TMA-backed legislation has helped create more than 465 first-year residency slots since 2014 through state grants to help keep Texas medical school graduates in Texas. TMA also is pushing in this year’s session of the Texas Legislature for increased funding for graduate medical education, loan forgiveness, and rural training programs that could help bring more physicians to the state. (See “Growth in Residents and Residencies Since 2012,” below.)
It’s hard to overstate the impact COVID-19 had on the experience of this group of medical students, Mr. Benitez says.
“It was definitely a drastic change for everyone – from things going virtual to everyone isolating and being isolated from the rest of your class ... and your professors,” he said.
Those types of crisis reactions to COVID-19 have obviously tapered off and medical school life more closely resembles pre-pandemic life, Dr. Vela says.
But vestiges of COVID remain, including the fact that all resident interviews for this Match were done online – something unthinkable before COVID-19. Virtually all 2023-24 residency interviews will be online as well, according to the Association of American Medical Colleges.
Because of the pandemic, this class wasn’t able to spend as much time together as most medical school classes, says fourth-year student Saba Suleman, who matched for a transitional residency year at Baylor Scott & White All Saints Medical Center in Fort Worth and plans to pivot after that to dermatology.

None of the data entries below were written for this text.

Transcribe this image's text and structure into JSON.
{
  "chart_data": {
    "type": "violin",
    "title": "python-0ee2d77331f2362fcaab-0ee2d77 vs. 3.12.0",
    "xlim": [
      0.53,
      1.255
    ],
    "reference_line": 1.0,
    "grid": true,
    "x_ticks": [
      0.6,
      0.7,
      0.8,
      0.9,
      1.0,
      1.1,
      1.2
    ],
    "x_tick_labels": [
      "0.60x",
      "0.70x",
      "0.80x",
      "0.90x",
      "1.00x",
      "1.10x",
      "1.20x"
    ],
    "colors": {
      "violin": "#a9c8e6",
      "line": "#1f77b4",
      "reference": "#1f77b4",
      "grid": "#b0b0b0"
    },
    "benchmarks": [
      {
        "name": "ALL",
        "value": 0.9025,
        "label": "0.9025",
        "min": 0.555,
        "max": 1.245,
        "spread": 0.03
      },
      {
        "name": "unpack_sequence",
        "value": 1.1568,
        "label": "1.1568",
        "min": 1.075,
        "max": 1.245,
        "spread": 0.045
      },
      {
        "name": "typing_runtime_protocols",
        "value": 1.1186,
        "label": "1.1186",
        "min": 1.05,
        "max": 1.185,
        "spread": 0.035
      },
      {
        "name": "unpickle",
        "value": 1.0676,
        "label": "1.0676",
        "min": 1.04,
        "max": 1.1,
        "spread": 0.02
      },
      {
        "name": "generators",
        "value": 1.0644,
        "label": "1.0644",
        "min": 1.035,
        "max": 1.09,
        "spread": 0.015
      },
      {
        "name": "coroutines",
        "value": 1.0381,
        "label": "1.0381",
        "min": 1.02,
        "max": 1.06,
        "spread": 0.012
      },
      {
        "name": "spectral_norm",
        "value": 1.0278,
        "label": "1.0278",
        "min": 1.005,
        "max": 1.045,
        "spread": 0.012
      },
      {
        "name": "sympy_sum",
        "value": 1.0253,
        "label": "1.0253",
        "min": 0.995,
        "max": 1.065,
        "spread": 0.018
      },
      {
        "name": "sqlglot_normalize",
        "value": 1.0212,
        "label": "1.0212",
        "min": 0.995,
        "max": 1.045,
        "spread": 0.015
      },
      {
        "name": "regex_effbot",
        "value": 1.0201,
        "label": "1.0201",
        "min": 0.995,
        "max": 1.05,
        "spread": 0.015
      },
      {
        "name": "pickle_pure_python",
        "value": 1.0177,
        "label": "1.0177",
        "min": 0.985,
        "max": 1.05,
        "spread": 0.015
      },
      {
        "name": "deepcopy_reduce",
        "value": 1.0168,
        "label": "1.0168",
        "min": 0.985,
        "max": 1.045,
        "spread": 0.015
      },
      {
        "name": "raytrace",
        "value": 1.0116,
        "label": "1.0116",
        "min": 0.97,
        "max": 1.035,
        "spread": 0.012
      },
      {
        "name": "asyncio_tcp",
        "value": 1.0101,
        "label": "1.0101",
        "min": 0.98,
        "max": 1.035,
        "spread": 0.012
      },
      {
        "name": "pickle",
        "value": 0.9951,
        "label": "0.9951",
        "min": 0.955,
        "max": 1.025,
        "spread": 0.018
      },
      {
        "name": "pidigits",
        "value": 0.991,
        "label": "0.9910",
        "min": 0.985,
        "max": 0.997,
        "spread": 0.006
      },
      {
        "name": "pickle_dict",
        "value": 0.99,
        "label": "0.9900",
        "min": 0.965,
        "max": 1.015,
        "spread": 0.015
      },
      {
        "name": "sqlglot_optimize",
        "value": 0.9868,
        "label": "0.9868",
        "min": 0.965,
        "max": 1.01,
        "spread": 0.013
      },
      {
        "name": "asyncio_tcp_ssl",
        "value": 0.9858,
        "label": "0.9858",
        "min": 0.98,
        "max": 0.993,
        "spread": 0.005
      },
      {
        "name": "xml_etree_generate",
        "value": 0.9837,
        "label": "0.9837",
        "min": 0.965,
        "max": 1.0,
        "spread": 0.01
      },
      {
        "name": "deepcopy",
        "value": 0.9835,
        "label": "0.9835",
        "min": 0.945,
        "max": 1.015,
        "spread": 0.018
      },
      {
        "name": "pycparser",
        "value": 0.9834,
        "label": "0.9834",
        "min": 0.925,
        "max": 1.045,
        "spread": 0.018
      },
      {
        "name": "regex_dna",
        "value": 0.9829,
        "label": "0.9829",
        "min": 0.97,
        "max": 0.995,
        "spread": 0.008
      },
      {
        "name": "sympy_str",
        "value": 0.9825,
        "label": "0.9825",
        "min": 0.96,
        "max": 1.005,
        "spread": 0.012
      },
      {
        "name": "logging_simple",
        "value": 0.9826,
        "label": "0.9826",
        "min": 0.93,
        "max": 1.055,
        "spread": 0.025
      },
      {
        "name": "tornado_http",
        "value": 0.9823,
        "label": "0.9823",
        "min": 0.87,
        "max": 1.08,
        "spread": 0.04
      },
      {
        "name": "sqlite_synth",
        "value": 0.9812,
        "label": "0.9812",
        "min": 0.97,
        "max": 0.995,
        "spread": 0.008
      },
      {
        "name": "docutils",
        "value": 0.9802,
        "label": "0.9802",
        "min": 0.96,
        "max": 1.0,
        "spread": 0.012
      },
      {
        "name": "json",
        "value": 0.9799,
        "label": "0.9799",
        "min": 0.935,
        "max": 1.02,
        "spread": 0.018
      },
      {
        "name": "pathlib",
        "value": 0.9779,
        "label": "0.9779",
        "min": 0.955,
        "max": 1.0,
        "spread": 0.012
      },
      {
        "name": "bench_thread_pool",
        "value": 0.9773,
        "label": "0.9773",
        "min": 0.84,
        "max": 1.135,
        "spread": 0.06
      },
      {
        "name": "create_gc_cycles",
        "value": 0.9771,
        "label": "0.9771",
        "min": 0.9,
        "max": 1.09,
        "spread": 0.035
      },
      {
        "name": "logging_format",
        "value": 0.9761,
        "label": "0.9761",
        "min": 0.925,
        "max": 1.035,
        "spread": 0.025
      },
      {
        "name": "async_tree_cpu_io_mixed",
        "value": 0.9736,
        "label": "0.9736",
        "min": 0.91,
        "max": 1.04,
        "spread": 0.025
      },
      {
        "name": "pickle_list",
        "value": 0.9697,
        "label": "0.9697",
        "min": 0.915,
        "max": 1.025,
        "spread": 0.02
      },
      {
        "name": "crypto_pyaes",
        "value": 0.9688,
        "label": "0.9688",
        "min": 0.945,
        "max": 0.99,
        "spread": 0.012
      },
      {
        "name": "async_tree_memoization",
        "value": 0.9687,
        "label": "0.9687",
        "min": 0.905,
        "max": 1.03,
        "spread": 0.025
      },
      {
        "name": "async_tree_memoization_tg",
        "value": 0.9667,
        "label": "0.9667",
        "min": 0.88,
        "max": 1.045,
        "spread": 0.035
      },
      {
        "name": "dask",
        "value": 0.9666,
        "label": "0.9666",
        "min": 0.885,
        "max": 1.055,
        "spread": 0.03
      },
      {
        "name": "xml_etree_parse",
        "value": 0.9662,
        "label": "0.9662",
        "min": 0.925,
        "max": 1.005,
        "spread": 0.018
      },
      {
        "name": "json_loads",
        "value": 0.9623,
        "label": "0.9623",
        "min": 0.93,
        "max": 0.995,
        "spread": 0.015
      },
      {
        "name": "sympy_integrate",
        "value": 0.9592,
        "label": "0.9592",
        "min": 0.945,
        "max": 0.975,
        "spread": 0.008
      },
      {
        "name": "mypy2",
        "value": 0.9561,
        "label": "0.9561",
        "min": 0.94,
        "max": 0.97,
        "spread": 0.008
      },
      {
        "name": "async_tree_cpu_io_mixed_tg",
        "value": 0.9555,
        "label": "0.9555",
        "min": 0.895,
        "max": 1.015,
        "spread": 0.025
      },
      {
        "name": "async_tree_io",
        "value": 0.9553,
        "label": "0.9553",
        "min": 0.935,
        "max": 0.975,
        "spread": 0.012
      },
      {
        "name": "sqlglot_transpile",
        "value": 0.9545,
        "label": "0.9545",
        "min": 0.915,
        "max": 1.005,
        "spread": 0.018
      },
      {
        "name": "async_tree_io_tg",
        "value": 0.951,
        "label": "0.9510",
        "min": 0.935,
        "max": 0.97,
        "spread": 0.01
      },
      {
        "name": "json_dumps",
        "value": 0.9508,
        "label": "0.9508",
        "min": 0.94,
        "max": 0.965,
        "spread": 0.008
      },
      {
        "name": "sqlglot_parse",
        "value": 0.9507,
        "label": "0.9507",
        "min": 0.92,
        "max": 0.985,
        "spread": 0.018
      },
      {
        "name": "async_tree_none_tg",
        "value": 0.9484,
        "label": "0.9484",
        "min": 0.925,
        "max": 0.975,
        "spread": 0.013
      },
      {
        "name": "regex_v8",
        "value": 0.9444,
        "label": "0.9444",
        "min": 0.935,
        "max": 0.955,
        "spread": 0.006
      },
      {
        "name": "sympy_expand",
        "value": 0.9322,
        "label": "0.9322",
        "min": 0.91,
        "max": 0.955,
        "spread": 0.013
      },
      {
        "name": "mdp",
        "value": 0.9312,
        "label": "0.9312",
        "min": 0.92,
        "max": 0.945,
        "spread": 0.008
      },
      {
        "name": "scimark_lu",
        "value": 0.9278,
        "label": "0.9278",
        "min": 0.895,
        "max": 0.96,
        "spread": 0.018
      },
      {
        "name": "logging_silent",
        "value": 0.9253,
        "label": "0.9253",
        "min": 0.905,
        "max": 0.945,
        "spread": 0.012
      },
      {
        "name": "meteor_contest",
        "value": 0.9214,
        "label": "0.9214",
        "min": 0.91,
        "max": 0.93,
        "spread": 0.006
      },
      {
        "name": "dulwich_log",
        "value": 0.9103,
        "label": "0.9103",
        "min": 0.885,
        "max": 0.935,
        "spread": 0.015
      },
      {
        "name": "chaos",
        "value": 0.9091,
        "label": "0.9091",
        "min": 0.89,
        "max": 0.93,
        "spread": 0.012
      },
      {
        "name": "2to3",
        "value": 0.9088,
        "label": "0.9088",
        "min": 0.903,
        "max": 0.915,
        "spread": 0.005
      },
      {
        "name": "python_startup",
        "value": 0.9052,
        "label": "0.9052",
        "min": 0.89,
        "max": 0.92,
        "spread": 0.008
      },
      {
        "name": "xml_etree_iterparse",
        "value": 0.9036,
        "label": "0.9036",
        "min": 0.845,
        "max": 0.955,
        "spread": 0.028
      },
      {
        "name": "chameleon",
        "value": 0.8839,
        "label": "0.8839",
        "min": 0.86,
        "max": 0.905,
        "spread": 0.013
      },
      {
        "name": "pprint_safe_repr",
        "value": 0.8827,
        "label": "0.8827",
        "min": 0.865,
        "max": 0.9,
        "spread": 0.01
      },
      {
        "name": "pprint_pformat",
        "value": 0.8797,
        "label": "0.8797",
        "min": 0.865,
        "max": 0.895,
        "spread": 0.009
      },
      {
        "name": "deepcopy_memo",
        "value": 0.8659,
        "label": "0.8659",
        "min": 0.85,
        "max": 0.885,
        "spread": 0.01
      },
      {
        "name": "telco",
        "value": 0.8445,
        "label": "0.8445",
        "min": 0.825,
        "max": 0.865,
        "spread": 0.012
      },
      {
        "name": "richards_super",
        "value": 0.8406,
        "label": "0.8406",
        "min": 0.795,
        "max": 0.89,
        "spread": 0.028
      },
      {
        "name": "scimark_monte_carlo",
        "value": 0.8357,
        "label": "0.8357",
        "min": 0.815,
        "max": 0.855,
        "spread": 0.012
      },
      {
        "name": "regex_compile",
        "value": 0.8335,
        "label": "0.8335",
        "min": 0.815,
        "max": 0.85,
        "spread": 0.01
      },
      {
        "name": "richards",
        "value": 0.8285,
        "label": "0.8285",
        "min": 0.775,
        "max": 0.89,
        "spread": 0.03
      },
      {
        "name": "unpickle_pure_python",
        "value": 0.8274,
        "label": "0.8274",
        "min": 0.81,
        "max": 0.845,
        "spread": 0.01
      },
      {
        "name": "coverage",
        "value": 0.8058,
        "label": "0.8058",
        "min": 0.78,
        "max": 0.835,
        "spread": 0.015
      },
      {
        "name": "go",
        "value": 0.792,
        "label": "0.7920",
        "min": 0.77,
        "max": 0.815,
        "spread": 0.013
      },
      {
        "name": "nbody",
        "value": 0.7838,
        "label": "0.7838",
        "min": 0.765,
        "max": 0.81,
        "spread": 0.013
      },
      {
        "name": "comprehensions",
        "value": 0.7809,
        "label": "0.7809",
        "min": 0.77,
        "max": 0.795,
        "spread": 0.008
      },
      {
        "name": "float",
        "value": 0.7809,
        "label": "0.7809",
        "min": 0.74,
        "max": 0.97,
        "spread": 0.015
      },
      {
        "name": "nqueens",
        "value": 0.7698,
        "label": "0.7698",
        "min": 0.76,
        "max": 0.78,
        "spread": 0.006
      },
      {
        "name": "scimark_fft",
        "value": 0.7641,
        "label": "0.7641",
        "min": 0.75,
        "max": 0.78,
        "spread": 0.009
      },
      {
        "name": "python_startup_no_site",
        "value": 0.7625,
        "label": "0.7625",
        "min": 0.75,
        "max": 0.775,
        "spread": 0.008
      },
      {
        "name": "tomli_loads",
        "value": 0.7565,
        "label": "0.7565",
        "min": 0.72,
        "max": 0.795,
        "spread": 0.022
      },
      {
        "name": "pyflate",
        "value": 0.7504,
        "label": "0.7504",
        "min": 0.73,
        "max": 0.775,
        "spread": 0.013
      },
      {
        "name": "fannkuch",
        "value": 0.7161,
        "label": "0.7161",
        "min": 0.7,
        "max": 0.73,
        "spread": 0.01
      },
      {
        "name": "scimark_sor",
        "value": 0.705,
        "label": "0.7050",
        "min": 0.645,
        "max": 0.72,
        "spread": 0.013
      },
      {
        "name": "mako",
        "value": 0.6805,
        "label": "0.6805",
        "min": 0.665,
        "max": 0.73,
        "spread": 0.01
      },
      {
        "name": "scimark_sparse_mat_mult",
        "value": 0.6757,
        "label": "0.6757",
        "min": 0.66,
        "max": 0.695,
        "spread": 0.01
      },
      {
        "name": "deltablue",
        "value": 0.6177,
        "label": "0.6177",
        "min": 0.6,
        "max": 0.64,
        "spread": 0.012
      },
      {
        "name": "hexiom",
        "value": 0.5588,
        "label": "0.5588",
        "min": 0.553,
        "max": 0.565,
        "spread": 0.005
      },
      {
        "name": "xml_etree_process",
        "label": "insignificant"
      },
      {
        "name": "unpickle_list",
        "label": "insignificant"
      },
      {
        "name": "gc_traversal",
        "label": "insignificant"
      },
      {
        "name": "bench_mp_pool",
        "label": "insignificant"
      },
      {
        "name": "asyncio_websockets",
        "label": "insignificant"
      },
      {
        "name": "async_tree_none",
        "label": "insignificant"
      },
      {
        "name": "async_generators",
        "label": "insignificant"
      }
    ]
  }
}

“As the pandemic started dying down and we started going back to in-person events, we really started to value each other’s company,” she said. “Any moment we were able to get together was a moment we will want to keepsake forever.”
Even in the best of times, matching right away is not a given for all medical students. In 2022, the year with the most recent data available for Texas, 93.2% of fourth-year medical students matched initially, and all but 1.4% (27) of the others found a residency in the Supplemental Offer and Acceptance Program.
On the Monday before Match Day, medical students get an email from NRMP telling them if they have matched or not. For those who do match, the Friday ceremony tells them to which specialty program and where.
The Monday email cuts down some on the anxiousness of Match Day, says fourth-year student Ruth Escalera. But waiting to open that envelope was still anxiety-inducing because she could have ended up in one of several states between California and Missouri.
Happily, she landed an obstetrics-gynecology residency in El Paso at Texas Tech University Health Sciences Center – one of her top choices. In time, she hopes that will help her work with women in the lower Rio Grande Valley who struggle to get the maternal medical services they need.
“Now more than ever, people need doctors to advocate for them and practice evidence-based medicine,” she said. “Particularly in the Rio Grande Valley, which is an underserved area with one of the highest poverty levels in the country, people already face insurmountable obstacles to get their health care needs.”
Fourth-year student Sabrina Orta was among the UTRGV students headed out of state, matching to a pediatrics residency at Vanderbilt University Medical Center in Nashville, Tenn., her first choice.
“It’s a big change, but I was influenced by some of my mentors that I have to branch out and get out of my comfort zone a little bit and see different patient demographics, which I think would be really good for me,” she said.
While the residency will take her away from her family in the Houston area, her goal is to return there for a fellowship and then set up a practice.